Criminal Conviction for Failing to Wear a Seat Belt in New Jersey
This Article courtesy of Randolph Wolf, Esq.
A recent decision by the Appellate Division, in State v. Lenihan, A-4667-10, held that failing to wear a seat belt can support a criminal conviction, if supported by aggravating factors. In the case, an 18-year old driver and her 16-year old passenger crashed into a guardrail. Neither was wearing a seat belt. The 18-year old driver was seriously injured and the 16-year old passenger was killed. Police suspected that the teenagers had been huffing aerosol dust remover immediately before the accident.
The driver was indicted on charges that included second-degree violation of N.J.S.A. 2C:40-18 for recklessly causing the passenger’s death. See 2C:40-18 (making one who “knowingly violates a law intended to protect the public health and safety” is guilty of a crime if he or she acts recklessly and injures another.”). The State argued that, by failing to wear a seat belt in violation of the Passenger Automobile Seat Belt Usage Act of 1984, which made seat belts mandatory, the defendant knowingly violated a law intended to protect the public health and safety.

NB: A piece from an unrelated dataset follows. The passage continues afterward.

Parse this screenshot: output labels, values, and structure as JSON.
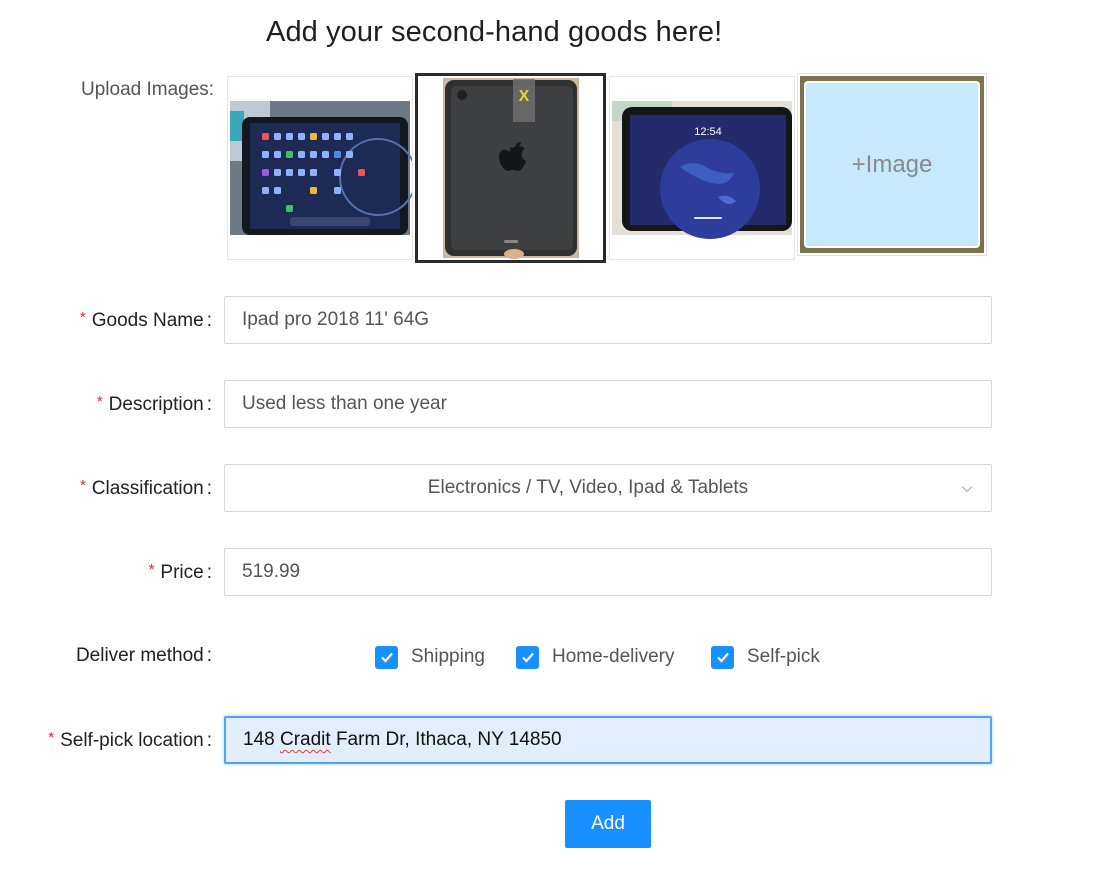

Although the driver’s attorney moved to dismiss the count, the Sussex County Superior Court denied the motion. Under a plea agreement, the driver plead guilty to third-degree violation of N.J.S.A. 2C:40-18 and was sentenced to three years’ probation and 180 days’ imprisonment. That sentence was stayed pending the defendant’s appeal of the Superior Court judge’s denial of her motion to dismiss the indictment.
On appeal , the Appellate Division noted that N.J.S.A. 2C:40-18 was rarely, if ever, used by prosecutors. The court, however, found that the defendant’s conduct did, in fact, violate that statute as the seat belt law constituted a law “intended to protect the public health and safety.”
This new holding is worrisome as it gives new powers to prosecutors. N.J.S.A. 2C:40-18 is broad. The statute gives definition as to what laws are intended to protect public health or safety and prosecutors may take advantage of that.